Dear Family Resource,
My parents are both in their mid-80’s and over the last two years have really slowed down. My dad no longer drives and my mom is forgetful and needs help with grocery shopping, cooking, and laundry. It’s taken a year to convince them, but they’ve both agreed to hire someone to help them for a few hours every week. The problem is my parents say they don’t want someone whose first language isn’t English because they will have trouble understanding the helper if she (or he) has a strong accent. They really need the help but I don’t know anything about home care agencies or what is ok to ask for and what is not ok.

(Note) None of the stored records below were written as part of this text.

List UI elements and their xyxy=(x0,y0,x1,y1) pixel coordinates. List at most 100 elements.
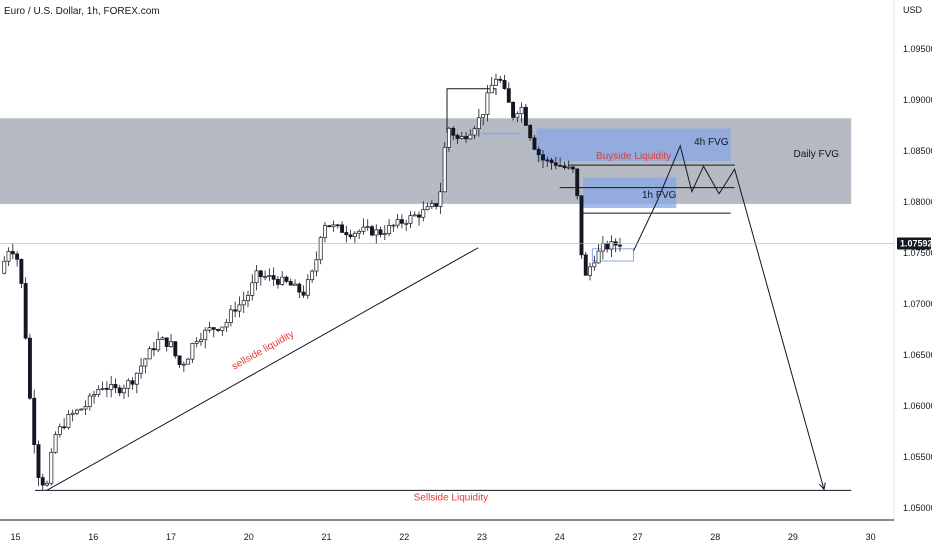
currency-label: USD xyxy=(903,5,923,15)
candles xyxy=(2,73,622,491)
candle-body xyxy=(378,229,383,235)
candle-body xyxy=(357,230,362,234)
y-tick-label: 1.08500 xyxy=(903,146,932,156)
candle-body xyxy=(408,215,413,224)
candle-body xyxy=(284,276,289,282)
candle-body xyxy=(79,408,84,411)
candle-body xyxy=(618,244,622,247)
candle-body xyxy=(575,168,580,197)
candle-body xyxy=(472,128,477,136)
candle-body xyxy=(10,251,15,255)
candle-body xyxy=(293,283,297,286)
last-price-value: 1.07592 xyxy=(900,238,932,248)
y-tick-label: 1.07000 xyxy=(903,299,932,309)
candle-body xyxy=(327,225,332,228)
candle-body xyxy=(122,387,126,394)
candle-body xyxy=(109,384,114,390)
candle-body xyxy=(310,270,315,281)
candle-body xyxy=(451,127,456,136)
fvg-4h-box xyxy=(536,128,731,162)
candle-body xyxy=(36,444,41,478)
candle-body xyxy=(305,279,310,296)
candle-body xyxy=(395,219,400,226)
candle-body xyxy=(485,92,490,115)
candle-body xyxy=(322,225,327,238)
x-tick-label: 20 xyxy=(244,532,254,542)
candle-body xyxy=(481,114,486,119)
candle-body xyxy=(609,241,614,250)
candle-body xyxy=(113,384,118,389)
candle-body xyxy=(173,341,178,357)
candle-body xyxy=(32,397,37,445)
x-tick-label: 15 xyxy=(11,532,21,542)
candle-body xyxy=(455,134,460,139)
candle-body xyxy=(199,339,203,342)
candle-body xyxy=(421,209,426,218)
candle-body xyxy=(130,380,135,385)
candle-body xyxy=(271,275,276,280)
candle-body xyxy=(566,166,571,169)
last-price-tag xyxy=(897,237,931,250)
candle-body xyxy=(374,229,379,236)
chart-title: Euro / U.S. Dollar, 1h, FOREX.com xyxy=(4,6,160,17)
candle-body xyxy=(224,322,229,328)
x-tick-label: 16 xyxy=(88,532,98,542)
candle-body xyxy=(387,225,392,234)
candle-body xyxy=(57,426,62,435)
projection-arrowhead xyxy=(819,482,826,491)
candle-body xyxy=(186,358,191,365)
candle-body xyxy=(275,279,280,285)
candle-body xyxy=(228,309,233,323)
candle-body xyxy=(92,394,97,397)
candle-body xyxy=(23,283,28,339)
candle-body xyxy=(412,214,417,217)
candle-body xyxy=(365,226,370,228)
candle-body xyxy=(558,165,563,167)
candle-body xyxy=(216,328,221,331)
candle-body xyxy=(263,276,268,278)
candle-body xyxy=(49,451,54,484)
candle-body xyxy=(429,203,434,208)
candle-body xyxy=(104,387,109,390)
candle-body xyxy=(27,337,32,399)
candle-body xyxy=(370,226,374,236)
candle-body xyxy=(151,348,156,351)
candle-body xyxy=(126,380,131,389)
candle-body xyxy=(267,275,272,277)
candle-body xyxy=(536,149,541,156)
candle-body xyxy=(588,266,592,276)
candle-body xyxy=(164,337,169,347)
fvg-4h-label: 4h FVG xyxy=(694,137,729,148)
candle-body xyxy=(96,389,101,395)
x-tick-label: 30 xyxy=(866,532,876,542)
candle-body xyxy=(549,159,554,164)
fvg-small-box xyxy=(481,132,521,135)
candle-body xyxy=(100,387,105,390)
candle-body xyxy=(528,125,533,139)
candle-body xyxy=(139,365,144,374)
candle-body xyxy=(190,343,195,360)
candle-body xyxy=(134,372,139,385)
candle-body xyxy=(6,251,11,262)
candle-body xyxy=(446,127,451,148)
candle-body xyxy=(301,291,306,296)
candle-body xyxy=(237,304,242,312)
fvg-boxes xyxy=(481,128,731,208)
candle-body xyxy=(15,253,20,260)
x-tick-label: 28 xyxy=(710,532,720,542)
candle-body xyxy=(459,136,464,139)
candle-body xyxy=(233,309,238,312)
candle-body xyxy=(288,281,293,286)
y-axis-ticks: 1.09500 1.09000 1.08500 1.08000 1.07500 1.070… xyxy=(903,44,932,513)
projection-path xyxy=(633,144,826,491)
candle-body xyxy=(391,224,396,227)
x-tick-label: 23 xyxy=(477,532,487,542)
candle-body xyxy=(553,162,558,166)
y-tick-label: 1.07500 xyxy=(903,248,932,258)
candle-body xyxy=(541,154,545,161)
trendline xyxy=(46,247,479,491)
x-tick-label: 17 xyxy=(166,532,176,542)
candle-body xyxy=(605,243,610,250)
candle-body xyxy=(570,166,575,170)
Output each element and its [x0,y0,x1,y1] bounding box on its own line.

Embarrassed For My Parents
Dear Embarrassed For My Parents,
Don’t be. Your parents are not the first to make this kind of request. Every once in awhile, we hear from adult children that their parents do not want a caregiver with a strong accent. Most often it’s a legitimate concern that the older adult, with possible hearing difficulties, won’t be able to understand their caregiver. Other times it is code that the adult child is worried their parents will be uncomfortable with a person of color or a person from another country. What I have found is that it is not really the color of someone’s skin or even that English is not a caregiver’s first language, rather the fear of having a stranger in their home.

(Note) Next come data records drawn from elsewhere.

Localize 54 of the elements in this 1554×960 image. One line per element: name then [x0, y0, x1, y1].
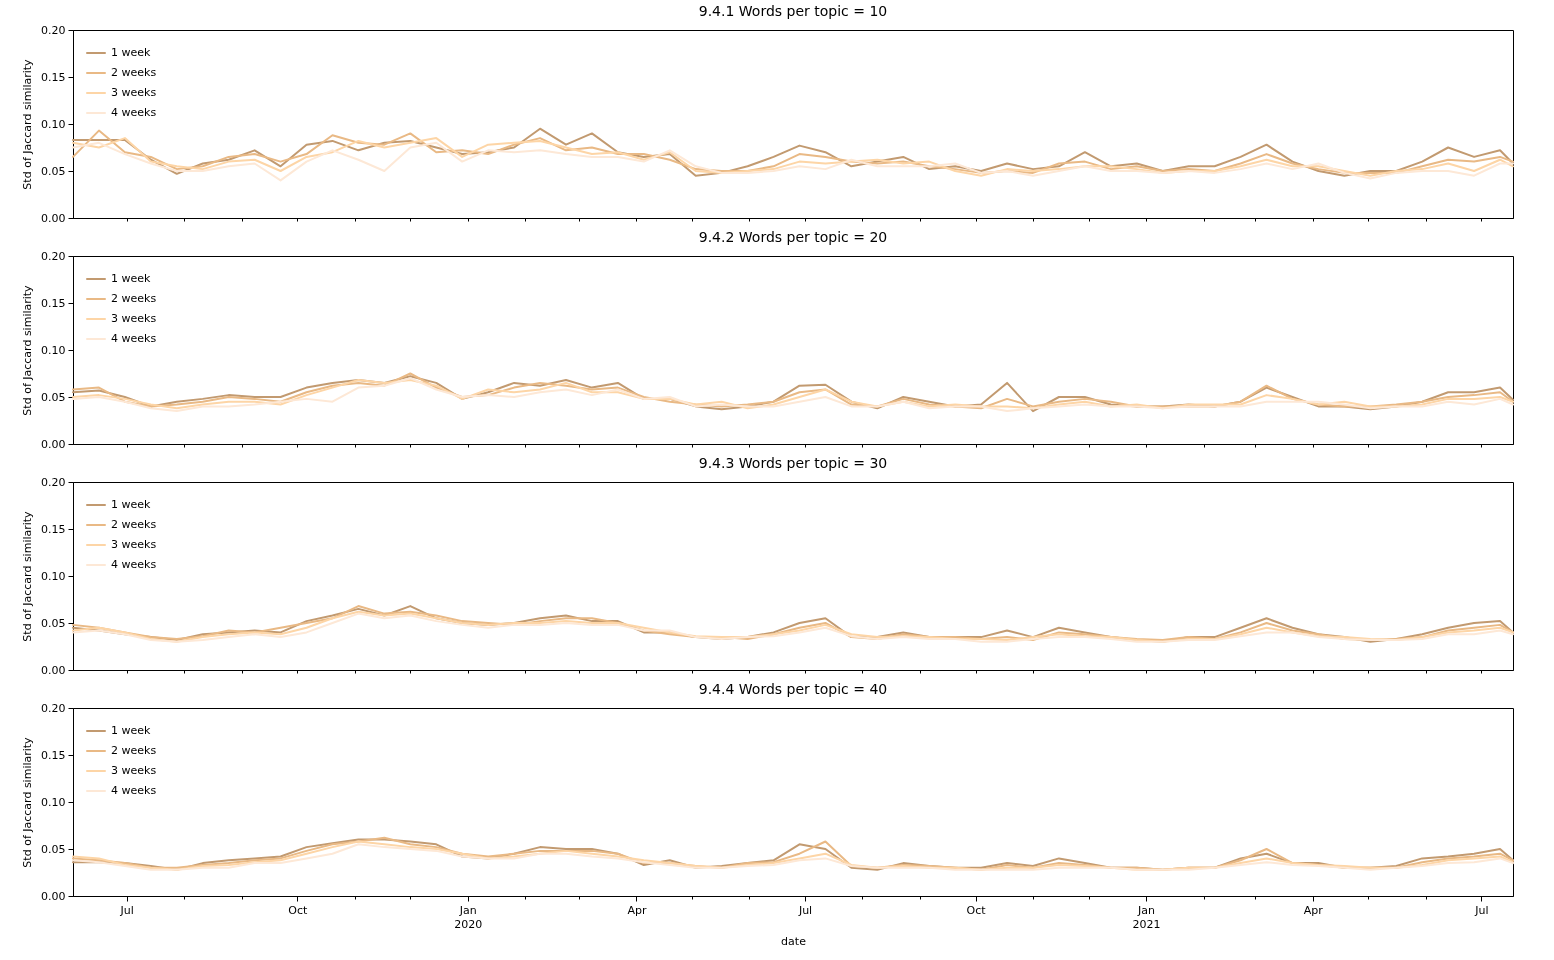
legend-label: 3 weeks — [111, 538, 157, 551]
x-tick-label: Jan 2021 — [1132, 903, 1161, 931]
y-tick-label: 0.15 — [41, 70, 66, 84]
y-tick-label: 0.20 — [41, 249, 66, 263]
x-axis-title: date — [781, 934, 807, 948]
legend-label: 2 weeks — [111, 744, 157, 757]
y-tick-label: 0.20 — [41, 701, 66, 715]
x-tick-label: Jul — [797, 903, 813, 917]
y-tick-label: 0.00 — [41, 889, 66, 903]
y-axis-title: Std of Jaccard similarity — [21, 284, 35, 416]
legend-label: 4 weeks — [111, 106, 157, 119]
x-tick-label: Jan 2020 — [454, 903, 483, 931]
y-axis-title: Std of Jaccard similarity — [21, 510, 35, 642]
y-tick-label: 0.20 — [41, 23, 66, 37]
x-tick-label: Jul — [1474, 903, 1489, 917]
y-axis-title: Std of Jaccard similarity — [21, 58, 35, 190]
x-tick-label: Jul — [119, 903, 134, 917]
y-tick-label: 0.05 — [41, 164, 66, 178]
legend-label: 1 week — [111, 724, 152, 737]
legend-label: 2 weeks — [111, 518, 157, 531]
legend-label: 3 weeks — [111, 764, 157, 777]
y-tick-label: 0.15 — [41, 748, 66, 762]
y-tick-label: 0.15 — [41, 522, 66, 536]
y-axis-title: Std of Jaccard similarity — [21, 736, 35, 868]
legend-label: 3 weeks — [111, 312, 157, 325]
legend-label: 4 weeks — [111, 558, 157, 571]
y-tick-label: 0.10 — [41, 343, 66, 357]
y-tick-label: 0.10 — [41, 569, 66, 583]
y-tick-label: 0.10 — [41, 795, 66, 809]
y-tick-label: 0.00 — [41, 437, 66, 451]
x-tick-label: Oct — [966, 903, 987, 917]
legend-label: 4 weeks — [111, 332, 157, 345]
legend-label: 4 weeks — [111, 784, 157, 797]
legend-label: 1 week — [111, 272, 152, 285]
x-tick-label: Apr — [627, 903, 647, 917]
y-tick-label: 0.05 — [41, 842, 66, 856]
legend-label: 2 weeks — [111, 292, 157, 305]
chart-title: 9.4.3 Words per topic = 30 — [698, 455, 888, 471]
legend-label: 1 week — [111, 46, 152, 59]
y-tick-label: 0.15 — [41, 296, 66, 310]
chart-title: 9.4.4 Words per topic = 40 — [698, 681, 888, 697]
legend-label: 2 weeks — [111, 66, 157, 79]
y-tick-label: 0.10 — [41, 117, 66, 131]
y-tick-label: 0.20 — [41, 475, 66, 489]
x-tick-label: Oct — [288, 903, 308, 917]
y-tick-label: 0.00 — [41, 211, 66, 225]
y-tick-label: 0.05 — [41, 616, 66, 630]
legend-label: 1 week — [111, 498, 152, 511]
y-tick-label: 0.00 — [41, 663, 66, 677]
chart-title: 9.4.2 Words per topic = 20 — [698, 229, 888, 245]
chart-title: 9.4.1 Words per topic = 10 — [698, 3, 888, 19]
x-tick-label: Apr — [1303, 903, 1324, 917]
y-tick-label: 0.05 — [41, 390, 66, 404]
legend-label: 3 weeks — [111, 86, 157, 99]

We know it is difficult for some folks to admit they need help and disconcerting to have a stranger come into their home. Caregiving ― both giving and receiving ― can be a very personal and intimate experience. Our staff emphasizes making a good match between the client and the caregiver, and that means making a match in which the client both understands and feels understood by the caregiver.
Our caregivers are from all over the world. We put each applicant through a thorough comprehensive screening process including written and verbal testing. Demonstrating fluency in spoken and written English is a requirement.
We have been doing business as a home care agency for a long time and are pretty good at matching clients and caregivers regardless of where the caregiver is from. If your parents were to come to us as possible clients, the first thing we’d do is speak with them about their needs, routines, likes, and dislikes. While we talk we’ll be getting a sense of their personalities and styles which helps when making a match. After the match is made, your parents will have the opportunity to meet their caregiver prior to the start of care.
If we’ve done our job right, concerns about having a stranger in the home usually aren’t an issue. But if your parents are unhappy for any reason, we will remove the caregiver and try again. We do, on very rare occasions have a client who refuses to have a person of color or a “foreigner” in their home, or is overly rude or abusive to a caregiver. Unfortunately, we cannot provide services to a family in these cases.
We want each client to feel that they’re getting what they need, and we will keep at it until the match is right! It’s the part of our job most of us here in the office find the most rewarding!